Texas Extension economist Carl Anderson sees December 2010 futures ranging from 75 cents to 78 cents. “At 75 cents you have a pretty good floor, but it could drop to as low as 72 cents. These are times when we all get surprises. I encourage producers to implement a pricing system to protect themselves on at least 50 percent of their expected production, and I wouldn’t have a problem of going up to 75 percent.”

Robinson sees a top of 80 cents “but until we see how much cotton is planted in the world, I’m a little more pessimistic on the low end. We could go down to 70 cents or below if they’ve planted a world of cotton out there and we have some decent weather.”

While USDA pegged the U.S. cotton crop at 16 million bales, “there are some guesses out there that put it at between 17 million and 18 million bales,” Stevens said.

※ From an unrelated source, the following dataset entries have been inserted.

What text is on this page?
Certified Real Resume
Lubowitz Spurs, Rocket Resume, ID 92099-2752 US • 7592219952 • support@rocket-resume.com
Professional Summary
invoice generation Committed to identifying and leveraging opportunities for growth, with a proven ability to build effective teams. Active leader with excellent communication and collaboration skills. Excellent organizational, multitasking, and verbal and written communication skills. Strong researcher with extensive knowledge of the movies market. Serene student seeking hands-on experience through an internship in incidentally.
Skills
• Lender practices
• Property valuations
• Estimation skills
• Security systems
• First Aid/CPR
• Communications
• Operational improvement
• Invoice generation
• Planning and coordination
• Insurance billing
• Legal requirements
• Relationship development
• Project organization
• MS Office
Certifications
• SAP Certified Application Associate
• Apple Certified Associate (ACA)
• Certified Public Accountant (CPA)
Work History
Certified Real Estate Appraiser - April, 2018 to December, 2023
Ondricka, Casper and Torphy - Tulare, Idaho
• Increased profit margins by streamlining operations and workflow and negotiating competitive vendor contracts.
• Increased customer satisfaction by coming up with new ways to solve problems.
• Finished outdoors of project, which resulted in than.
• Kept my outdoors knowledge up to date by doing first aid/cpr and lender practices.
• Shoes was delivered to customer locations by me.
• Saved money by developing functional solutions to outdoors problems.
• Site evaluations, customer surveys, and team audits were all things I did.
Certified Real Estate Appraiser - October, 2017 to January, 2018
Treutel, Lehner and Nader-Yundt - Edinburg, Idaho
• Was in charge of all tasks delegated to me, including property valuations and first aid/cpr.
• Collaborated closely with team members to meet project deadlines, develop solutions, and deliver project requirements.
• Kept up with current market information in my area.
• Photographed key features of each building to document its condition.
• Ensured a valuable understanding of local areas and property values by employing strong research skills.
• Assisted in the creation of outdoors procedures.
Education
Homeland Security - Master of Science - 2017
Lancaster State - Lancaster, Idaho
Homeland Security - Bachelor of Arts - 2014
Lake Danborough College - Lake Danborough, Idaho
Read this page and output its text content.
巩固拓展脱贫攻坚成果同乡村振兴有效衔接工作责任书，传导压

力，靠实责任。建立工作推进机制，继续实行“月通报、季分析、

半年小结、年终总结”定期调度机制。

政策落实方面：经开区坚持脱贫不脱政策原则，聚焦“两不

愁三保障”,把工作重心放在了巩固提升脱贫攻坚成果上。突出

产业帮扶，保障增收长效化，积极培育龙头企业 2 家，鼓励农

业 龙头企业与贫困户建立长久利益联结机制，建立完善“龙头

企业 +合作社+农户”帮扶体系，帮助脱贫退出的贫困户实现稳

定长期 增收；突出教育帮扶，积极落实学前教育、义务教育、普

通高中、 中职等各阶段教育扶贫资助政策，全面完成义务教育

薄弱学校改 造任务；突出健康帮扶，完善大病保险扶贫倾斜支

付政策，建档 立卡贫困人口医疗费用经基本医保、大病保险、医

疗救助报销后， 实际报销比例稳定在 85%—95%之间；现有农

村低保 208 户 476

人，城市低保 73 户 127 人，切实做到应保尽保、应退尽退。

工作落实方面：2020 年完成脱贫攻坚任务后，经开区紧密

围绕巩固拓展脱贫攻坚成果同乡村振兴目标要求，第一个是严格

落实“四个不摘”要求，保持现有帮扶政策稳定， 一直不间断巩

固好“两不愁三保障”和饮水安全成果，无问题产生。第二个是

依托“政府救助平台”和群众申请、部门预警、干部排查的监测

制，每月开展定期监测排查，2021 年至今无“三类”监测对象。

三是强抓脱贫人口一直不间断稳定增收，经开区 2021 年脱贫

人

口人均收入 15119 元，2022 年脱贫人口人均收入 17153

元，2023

Stevens noted that export sales of U.S. cotton remain strong, with a total of 377,000 bales sold the first week of May. “The figure includes 261,000 bales of current crop, which runs through July, and 116,000 bales of new crop. To reach our 12 million bales of projected export shipments, we don’t have to sell but 100,000 bales a week.”

Stevens reported that Chinese domestic cotton prices spiked in early May, which is probably why the government is allocating a 1.1. million ton import quota, which is roughly equivalent to 5 million bales. “This is a welcome situation. They have to get those import quotas in place before they can buy much of anything.”